Diese Woche habe ich beim Gassigehen eine
sehr typische Situation beobachtet. Ein kleiner Terrier steckt mit dem ganzen
Kopf in einem Mauseloch und pustet leidenschaftlich hinein, buddelt und pustet
wieder. Frauchen wird der Szene gewahr und ruft den kleinen Kerl, der sie aber
nur ganz am Rande wahrnimmt, da er völlig in seiner Jagd vertieft ist. Ja, im
Mauseloch buddeln gehört auch zum Jagdverhalten! Was tut das Frauchen nun? Klar, sie tut, was die meisten von uns tun,
sie ruft nochmals etwas eindringlicher. Man ahnt es schon, mit dem selben
Ergebnis.
Und nun wird es problematisch. Nachdem auch
das dritte, sehr laute und strenge Rufen ungehört verhallt ist, stapft die
ältere Dame unter unablässigem resignierten Rufen auf ihren Hund zu und holt
ihn am Mauseloch ab. Letzteres ist das einzig Vernünftige in einer solchen
Situation. Den Hund abholen! Was dagegen Gift für den Wert eines Kommandos ist,
ist wenn es, selbst wenn völlig klar ist, dass der Hund es in diesem Moment
nicht befolgen wird oder kann, ständig wiederholt wird.

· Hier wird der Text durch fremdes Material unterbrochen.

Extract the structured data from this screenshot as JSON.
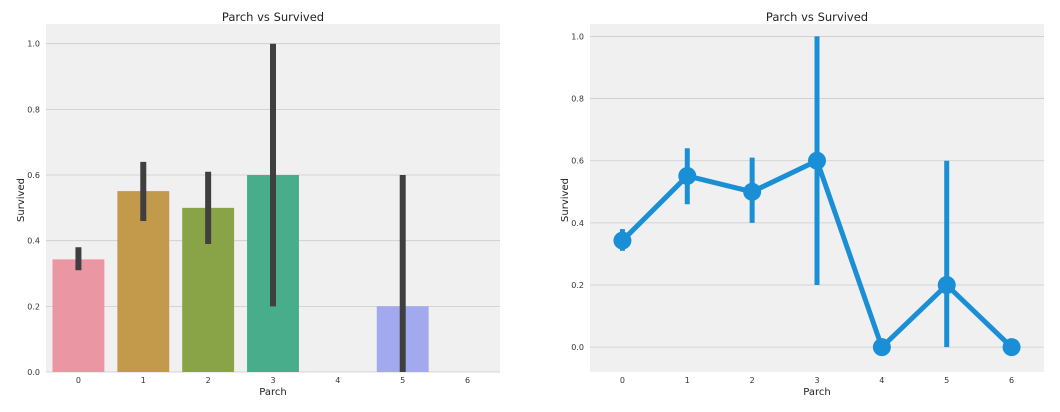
{
  "chart_data": [
    {
      "type": "bar",
      "title": "Parch vs Survived",
      "xlabel": "Parch",
      "ylabel": "Survived",
      "categories": [
        "0",
        "1",
        "2",
        "3",
        "4",
        "5",
        "6"
      ],
      "values": [
        0.343,
        0.551,
        0.5,
        0.6,
        0.0,
        0.2,
        0.0
      ],
      "ci_low": [
        0.31,
        0.46,
        0.39,
        0.2,
        0.0,
        0.0,
        0.0
      ],
      "ci_high": [
        0.38,
        0.64,
        0.61,
        1.0,
        0.0,
        0.6,
        0.0
      ],
      "colors": [
        "#ea96a3",
        "#c39a4b",
        "#88a447",
        "#47ad8b",
        "#4fa6c2",
        "#a3a9ee",
        "#e494d6"
      ],
      "yticks": [
        "0.0",
        "0.2",
        "0.4",
        "0.6",
        "0.8",
        "1.0"
      ],
      "ylim": [
        0,
        1.06
      ],
      "grid": true
    },
    {
      "type": "line",
      "title": "Parch vs Survived",
      "xlabel": "Parch",
      "ylabel": "Survived",
      "categories": [
        "0",
        "1",
        "2",
        "3",
        "4",
        "5",
        "6"
      ],
      "values": [
        0.343,
        0.551,
        0.5,
        0.6,
        0.0,
        0.2,
        0.0
      ],
      "ci_low": [
        0.31,
        0.46,
        0.4,
        0.2,
        0.0,
        0.0,
        0.0
      ],
      "ci_high": [
        0.38,
        0.64,
        0.61,
        1.0,
        0.0,
        0.6,
        0.0
      ],
      "color": "#1a8fd6",
      "yticks": [
        "0.0",
        "0.2",
        "0.4",
        "0.6",
        "0.8",
        "1.0"
      ],
      "ylim": [
        -0.08,
        1.04
      ],
      "grid": true
    }
  ]
}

Bei dem kleinen Jäger angekommen, beugt sie
sich hinunter, zerrt ihn am Halsband aus dem mittlerweile recht beachtlichen
Loch und leint ihn unter Schimpfen an. Der Hund gehört glücklicherweise zu den
gutmütigen Vertretern seiner Rasse und grinst sie einfach nur freudestrahlend
über das tolle Abenteuer an. Es gibt durchaus Hunde, die auf eine würgende
Unterbrechung ihrerseits Triebverhaltens anders reagieren. Aber bei den beiden
scheint das eine Art unbewusstes Ritual zu sein.
Den letzten Akt, der solche Szenen oft
begleitet, haben die beiden sich zum Glück erspart. Zugegebenermaßen sieht man diesen
auch meist eher bei Herrchen. Häufig wird nämlich im Anschluss an eine solche
Szene mit dem Hund in rauhem Ton mit ordentlichem Leinenruck ein wenig
Unterordnung trainiert, quasi um die Autorität des Hundehalters wieder
herzustellen. Oder vielleicht doch auch um sich ein wenig abzureagieren. Wie
dem auch sei, der Hund kann dies nicht mit seiner vorangegangenen
"Befehlsverweigerung" in
Verbindung bringen. Auch das Abrufen wird dadurch nicht verbessert. Was aber
passiert ist, dass der Hund seine Bezugsperson als unberechenbar erlebt, was
erheblichen Einfluss auf die Qualität der Beziehung haben kann.
Wie sollte man sich nun richtig verhalten?
Es wird immer Situationen geben, in denen
der eigene Hund nicht auf den Rückruf reagieren wird. Beim einen ist es ein
Jagdverhalten, beim nächsten das Spiel mit dem besten Kumpel, das verlockende
Güllefeld usw., wer das abstreitet, ist einfach nicht ehrlich zu sich selbst.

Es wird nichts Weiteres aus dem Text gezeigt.